Website: SAIDA Manufacturing Co. Ltd.External site: a new window will open
Category: Japanese Machinery

Smaller than a grain of sand

At SAIDA Manufacturing, there's a small, tabletop model of a Japanese Zen garden, complete with rocks and a sea of sand raked into patterns. Upon closer inspection of the intricate lines, however, one realizes that these are no mere grains of sand but tiny, intricate metal screws. The company's specialty is machining parts, particularly precision-crafted micro setscrews that are used in numerous products including digital cameras, flutes and even endoscopes.

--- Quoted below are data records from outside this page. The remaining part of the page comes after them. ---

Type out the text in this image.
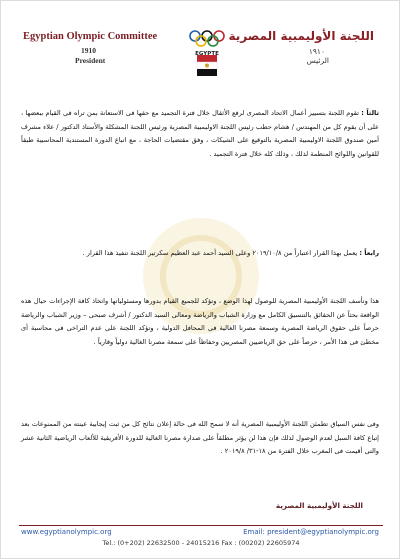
Egyptian Olympic Committee
1910
President
EGYPTE
اللجنة الأوليمبية المصرية
١٩١٠
الرئيس
ثالثاً : تقوم اللجنة بتسيير أعمال الاتحاد المصرى لرفع الأثقال خلال فترة التجميد مع حقها فى الاستعانة بمن تراه فى القيام ببعضها ، على أن يقوم كل من المهندس / هشام حطب رئيس اللجنة الاوليمبية المصرية ورئيس اللجنة المشكلة والأستاذ الدكتور / علاء مشرف أمين صندوق اللجنة الاوليمبية المصرية بالتوقيع على الشيكات ، وفق مقتضيات الحاجة ، مع اتباع الدورة المستندية المحاسبية طبقاً للقوانين واللوائح المنظمة لذلك ، وذلك كله خلال فترة التجميد .
رابعاً : يعمل بهذا القرار اعتباراً من ٢٠١٩/١٠/٨ وعلى السيد أحمد عبد العظيم سكرتير اللجنة تنفيذ هذا القرار .
هذا وتأسف اللجنة الأوليمبية المصرية للوصول لهذا الوضع ، وتؤكد للجميع القيام بدورها ومسئولياتها واتخاذ كافة الإجراءات حيال هذه الواقعة بحثاً عن الحقائق بالتنسيق الكامل مع وزارة الشباب والرياضة ومعالى السيد الدكتور / أشرف صبحى – وزير الشباب والرياضة حرصاً على حقوق الرياضة المصرية وسمعة مصرنا الغالية فى المحافل الدولية ، وتؤكد اللجنة على عدم التراخى فى محاسبة أى مخطئ فى هذا الأمر ، حرصاً على حق الرياضيين المصريين وحفاظاً على سمعة مصرنا الغالية دولياً وقارياً .
وفى نفس السياق تطمئن اللجنة الأوليمبية المصرية أنه لا سمح الله فى حالة إعلان نتائج كل من ثبت إيجابية عينته من الممنوعات بعد إتباع كافة السبل لعدم الوصول لذلك فإن هذا لن يؤثر مطلقاً على صدارة مصرنا الغالية للدورة الأفريقية للألعاب الرياضية الثانية عشر والتى أقيمت فى المغرب خلال الفترة من ١٨-٣١/ ٢٠١٩/٨ .
اللجنة الأوليمبية المصرية
www.egyptianolympic.org	Email: president@egyptianolympic.org
Tel.: (0+202) 22632500 - 24015216 Fax : (00202) 22605974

President and CEO Tomotaka Saida

A tabletop Zen garden with micro setscrews for sand

From machine maker to machine user

The company's founder, Takashi Saida, had been working at another firm designing and selling automatic lathes, a type of metalworking machine. When he left that organization in 1965, he received some machines in lieu of severance pay and decided to use them to make and sell his own parts. Now, almost 50 years later, at SAIDA Manufacturing's present location in western Tokyo, the company has become a worldwide supplier of precision parts despite having only 25 employees.

SAIDA Manufacturing modified and modernized their cam-type automatic lathe and also refined their own manufacturing processes and cutting tools to provide a high degree of design and production flexibility. "Since we customized our machines, we have an easier time accommodating the requests of our customers," says the company's current president and CEO, Tomotaka Saida, who took over from his father.

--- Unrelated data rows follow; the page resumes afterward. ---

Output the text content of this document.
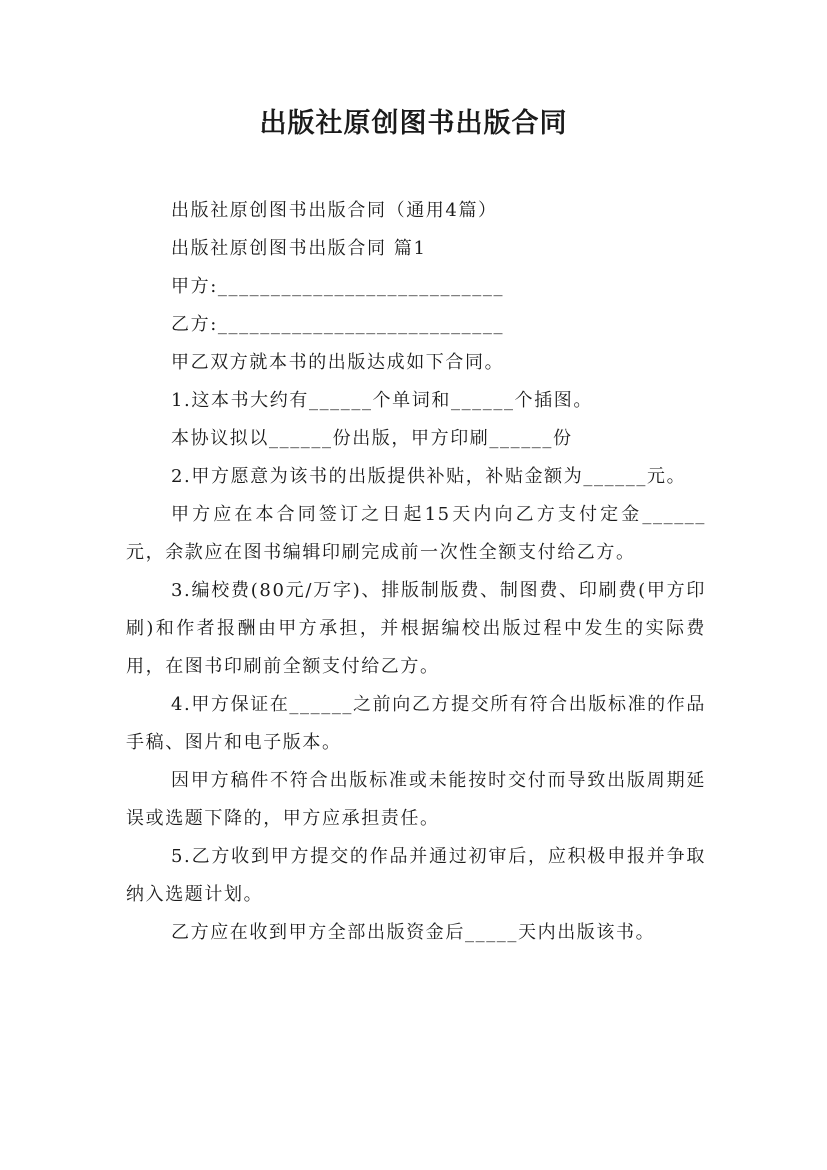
出版社原创图书出版合同

出版社原创图书出版合同（通用4篇）

出版社原创图书出版合同 篇1

甲方:___________________________

乙方:___________________________

甲乙双方就本书的出版达成如下合同。

1.这本书大约有______个单词和______个插图。

本协议拟以______份出版，甲方印刷______份

2.甲方愿意为该书的出版提供补贴，补贴金额为______元。

甲方应在本合同签订之日起15天内向乙方支付定金______元，余款应在图书编辑印刷完成前一次性全额支付给乙方。

3.编校费(80元/万字)、排版制版费、制图费、印刷费(甲方印刷)和作者报酬由甲方承担，并根据编校出版过程中发生的实际费用，在图书印刷前全额支付给乙方。

4.甲方保证在______之前向乙方提交所有符合出版标准的作品手稿、图片和电子版本。

因甲方稿件不符合出版标准或未能按时交付而导致出版周期延误或选题下降的，甲方应承担责任。

5.乙方收到甲方提交的作品并通过初审后，应积极申报并争取纳入选题计划。

乙方应在收到甲方全部出版资金后_____天内出版该书。
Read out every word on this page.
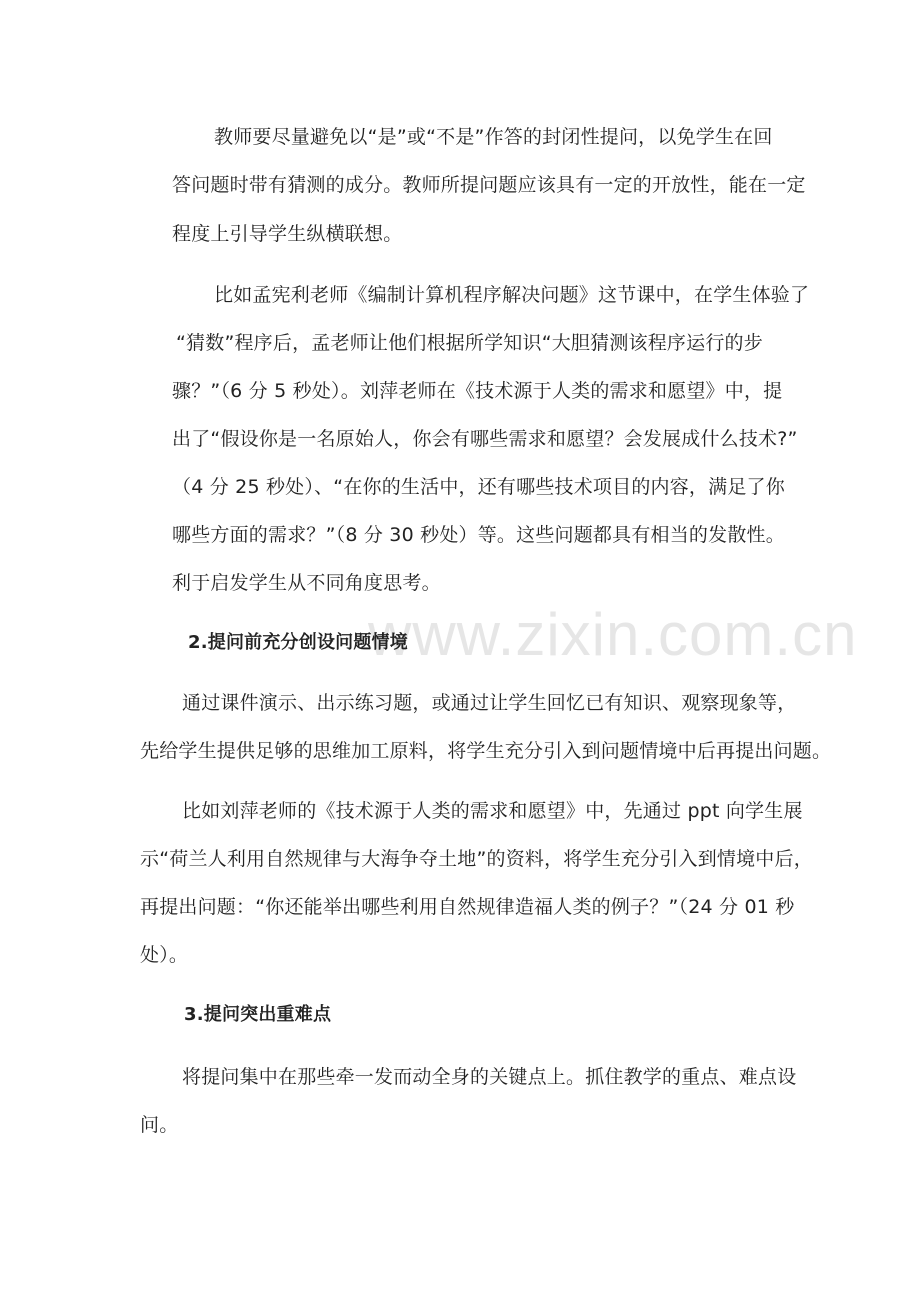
www.zixin.com.cn
教师要尽量避免以“是”或“不是”作答的封闭性提问，以免学生在回
答问题时带有猜测的成分。教师所提问题应该具有一定的开放性，能在一定
程度上引导学生纵横联想。
比如孟宪利老师《编制计算机程序解决问题》这节课中，在学生体验了
“猜数”程序后，孟老师让他们根据所学知识“大胆猜测该程序运行的步
骤？”（6 分 5 秒处）。刘萍老师在《技术源于人类的需求和愿望》中，提
出了“假设你是一名原始人，你会有哪些需求和愿望？会发展成什么技术?”
（4 分 25 秒处）、“在你的生活中，还有哪些技术项目的内容，满足了你
哪些方面的需求？”（8 分 30 秒处）等。这些问题都具有相当的发散性。
利于启发学生从不同角度思考。
2.提问前充分创设问题情境
通过课件演示、出示练习题，或通过让学生回忆已有知识、观察现象等，
先给学生提供足够的思维加工原料，将学生充分引入到问题情境中后再提出问题。
比如刘萍老师的《技术源于人类的需求和愿望》中，先通过 ppt 向学生展
示“荷兰人利用自然规律与大海争夺土地”的资料，将学生充分引入到情境中后，
再提出问题：“你还能举出哪些利用自然规律造福人类的例子？”（24 分 01 秒
处）。
3.提问突出重难点
将提问集中在那些牵一发而动全身的关键点上。抓住教学的重点、难点设
问。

Lower cost, higher speed and better quality

While most mini-screw production facilities have turned to numerical control, Saida prefers his own approach. His self-developed, cam-type automatic lathe strips a small piece of metal with a precision drill bit to produce their specialty DELscrew micro slotted setscrew. Saida's method not only ensures high quality and stability but also includes mechanical separation of the screw from its waste material. More automated production methods tend to output the waste material and setscrews together. Consequently, mechanical production is low-cost and fast: the company's lathes can produce a single setscrew in less than two seconds. And with multiple machines on 24-hour operation, a production rate of up to 400,000 screws per day is possible.

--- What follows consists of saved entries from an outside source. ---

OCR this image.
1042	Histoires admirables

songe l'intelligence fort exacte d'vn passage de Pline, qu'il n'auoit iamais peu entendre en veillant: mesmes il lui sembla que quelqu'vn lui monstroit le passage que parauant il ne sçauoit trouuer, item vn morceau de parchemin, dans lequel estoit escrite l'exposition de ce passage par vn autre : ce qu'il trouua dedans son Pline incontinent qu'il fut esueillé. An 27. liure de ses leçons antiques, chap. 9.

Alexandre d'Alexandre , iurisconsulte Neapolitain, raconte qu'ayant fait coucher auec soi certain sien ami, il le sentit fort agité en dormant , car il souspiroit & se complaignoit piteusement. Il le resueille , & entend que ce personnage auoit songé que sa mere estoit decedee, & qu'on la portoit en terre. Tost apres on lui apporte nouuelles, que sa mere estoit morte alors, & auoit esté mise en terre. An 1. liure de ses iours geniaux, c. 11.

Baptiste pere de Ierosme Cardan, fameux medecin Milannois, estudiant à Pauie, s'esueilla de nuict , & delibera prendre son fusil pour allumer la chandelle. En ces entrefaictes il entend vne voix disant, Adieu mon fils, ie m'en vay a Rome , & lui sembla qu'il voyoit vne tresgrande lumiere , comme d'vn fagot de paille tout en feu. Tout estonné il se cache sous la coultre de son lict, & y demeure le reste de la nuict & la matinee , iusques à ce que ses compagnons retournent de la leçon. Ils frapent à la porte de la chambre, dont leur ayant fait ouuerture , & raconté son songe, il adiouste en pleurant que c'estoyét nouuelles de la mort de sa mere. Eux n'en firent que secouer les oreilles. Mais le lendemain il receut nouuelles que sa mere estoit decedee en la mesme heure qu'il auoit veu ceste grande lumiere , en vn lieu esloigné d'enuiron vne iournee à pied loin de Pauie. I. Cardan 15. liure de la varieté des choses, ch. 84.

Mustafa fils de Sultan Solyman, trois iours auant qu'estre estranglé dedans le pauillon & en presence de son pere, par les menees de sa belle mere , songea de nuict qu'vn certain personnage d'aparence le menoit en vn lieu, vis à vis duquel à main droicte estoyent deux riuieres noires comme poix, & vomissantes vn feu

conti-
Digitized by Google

Setscrews are very small-and getting smaller, based on industry trends for today's increasingly compact products. "Fortunately," Saida says, "a shorter length and smaller size is where our production process has its strength." The company is currently making stainless steel or steel-coated setscrews out of zinc to just 1mm in length.

An individual DELscrew micro slotted setscrew

A cam-type automatic lathe

Overseas expansion

SAIDA Manufacturing's expansion overseas largely came about as a result of their Japanese customers moving production to Asia. They have a distributor in Singapore and a sales network that covers Southeast Asia. In 2011, they opened a trading office in Shanghai to support China's growing manufacturing base. Increasing inquiries from abroad are prompting Saida to search for foreign partner companies. But with quality and customer satisfaction at the core of his business, Tomotaka Saida is taking the same careful approach as his company does with setscrews.